I’ve been a little quiet on the art front here of late. But that does not mean I have not been busy. On the contrary, the past month has been one of the most productive art months I have had in a while and has finally given me an answer to a question that has plagued me for years.
What does it mean to be a ‘good’ artist?
As a kid, I loved drawing and painting, and took art as a subject at school all the way up to my university entrance exams. But I never considered myself to be a ‘good’ artist, not when I looked at my grades. If it wasn’t for the fact that Art History was 50% of the grade, I probably would have failed. But I would have stuck with it anyway, because I loved making art.
Also, my favourite art teacher once said to me, “Jodie, you are actually a very good artist, but I can’t give you high marks because you never follow the brief! You always have to do it in your own style, and there are no grading rubrics for originality” (I’m paraphrasing here… it was 20 something years ago).
Since leaving school and going into various careers, I have kept up my art practice, albeit sporadically. I have had many ‘art phases’ where I buy a bunch of supplies and some canvases and throw myself into painting things for a few months, only to let it fizzle out, supplies gathering dust in a box in the corner.
But last year, when going through one of those inevitable take-stock-of-things moments, it occurred to me that what was lacking in my life was a routine creative practice. I was struggling with different writing projects for work and for myself, and generally feeling blocked in all things. So, I got a few watercolours and a small watercolour sketchbook and started following the Doodlewash prompts. I did this for a month and as a result, art became something of a routine where I would sit down and paint something at least three days a week.
The Internet and Instagram are excellent for this. There are new challenges and lists of prompts every month, and I tried them all for a whole year. But still, something wasn’t quite working. I was getting better and better at the technical side of things, but I still didn’t really feel like I was making the art I needed to make. It felt like the prompts were actually restricting me rather than helping me and I was finding it less and less motivating to follow them.
Enter Get Messy and art journalling!
I’d heard of art journalling but didn’t really understand the concept behind it. I had already become a huge fan of my bullet journal and thought it must be like that, but a bit more arty, and since I was already doodling and putting stickers in my bullet journal, at some level I thought I already was art journalling. Oh how wrong I was!

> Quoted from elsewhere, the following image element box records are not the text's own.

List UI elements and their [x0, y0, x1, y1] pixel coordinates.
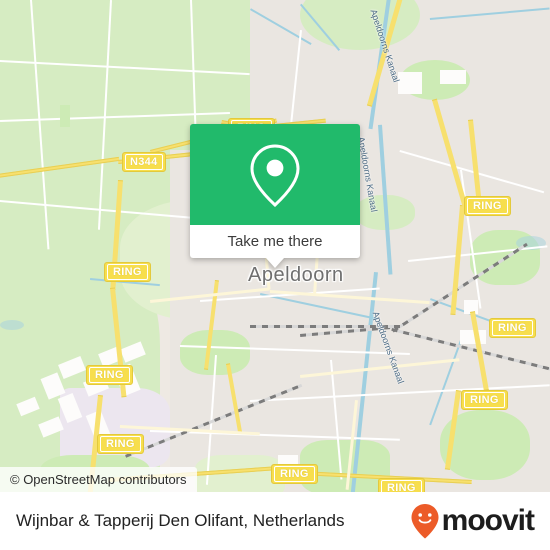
map-attribution[interactable]: © OpenStreetMap contributors: [0, 467, 197, 492]
attribution-text: © OpenStreetMap contributors: [10, 472, 187, 487]
take-me-there-label: Take me there: [227, 233, 323, 250]
road-shield-label: RING: [492, 320, 533, 336]
place-title: Wijnbar & Tapperij Den Olifant, Netherla…: [16, 511, 345, 530]
take-me-there-button[interactable]: Take me there: [190, 225, 360, 258]
road-shield-label: RING: [381, 480, 422, 492]
road-shield-ring: RING: [464, 196, 511, 216]
road-shield-label: RING: [89, 367, 130, 383]
map-canvas[interactable]: Apeldoorns Kanaal Apeldoorns Kanaal Apel…: [0, 0, 550, 492]
road-shield-label: N344: [125, 154, 163, 170]
location-callout-card[interactable]: Take me there: [190, 124, 360, 268]
callout-pointer: [266, 258, 284, 268]
road-shield-ring: RING: [378, 478, 425, 492]
moovit-wordmark: moovit: [441, 504, 535, 537]
moovit-logo[interactable]: moovit: [410, 503, 535, 539]
road-shield-ring: RING: [271, 464, 318, 484]
road-shield-label: RING: [274, 466, 315, 482]
callout-header: [190, 124, 360, 225]
road-shield-label: RING: [467, 198, 508, 214]
road-shield-label: RING: [464, 392, 505, 408]
road-shield-label: RING: [107, 264, 148, 280]
road-shield-ring: RING: [104, 262, 151, 282]
road-shield-ring: RING: [461, 390, 508, 410]
map-screenshot: Apeldoorns Kanaal Apeldoorns Kanaal Apel…: [0, 0, 550, 550]
road-shield-label: RING: [100, 436, 141, 452]
map-pin-icon: [250, 143, 300, 207]
road-shield-n344: N344: [122, 152, 166, 172]
road-shield-ring: RING: [489, 318, 536, 338]
road-shield-ring: RING: [86, 365, 133, 385]
moovit-pin-icon: [411, 504, 439, 539]
place-label-apeldoorn: Apeldoorn: [248, 264, 344, 286]
road-shield-ring: RING: [97, 434, 144, 454]
footer-bar: Wijnbar & Tapperij Den Olifant, Netherla…: [0, 492, 550, 550]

Towards the end of March, I came across a tweet that announced the start of the Sketchbook Revival 2020, a free 12-day online art course that would inspire people to get back into their sketchbooks. Never one to turn down a free course, I bookmarked the tweet and went to the website. I was a week early, but there was a pre-course assignment: make your own sketchbook for the Sketchbook Revival. The class was given by Caylee Grey, founder of Get Messy, and in it she showed me how to take an old book binding and fill it with a large quantity of art and junk papers to create a unique sketchbook all of my own. I was hooked, I had to know more.
The following week, there was an open online hangout where non-members could meet current members and follow a class before getting down to doing some art. All together. All online. And it was wonderful! All in all, there were about 80 participants, which sounds mad, but it was skilfully managed and we were separated off into smaller groups so we could get to know each other and complete the three assignments.
But what really sold me on this way of doing art was seeing what other members produce. Art journalling is an all-encompassing art form that really encourages exploration and introspection, and this was what I had been missing in my own practice. It’s about leaving all preconceptions at the studio door and just having fun. It’s about play, and feelings and actual getting-your-hands-dirty feeling as well. The tactile sensations of running my fingers through paint, and then throwing in some chalk pastel, or sticking an image down on top of it. All of this allows for a freedom of expression that I had not felt before.
So, what is the answer to the question “What makes a ‘good’ artist?”
Simple. There’s no such thing as ‘good’ and ‘bad’ artists.
Sure, you can be a technically proficient painter or illustrator, and that is awesome, but we don’t all have to be that. I have seen so many beautiful works of art painted by artists who never went to school, never had the training, never learnt the techniques. But what they did have and do have is a need to play with materials to create something they want to look at.
And anyone can do this.
You can do this.
If you want to create something, create it.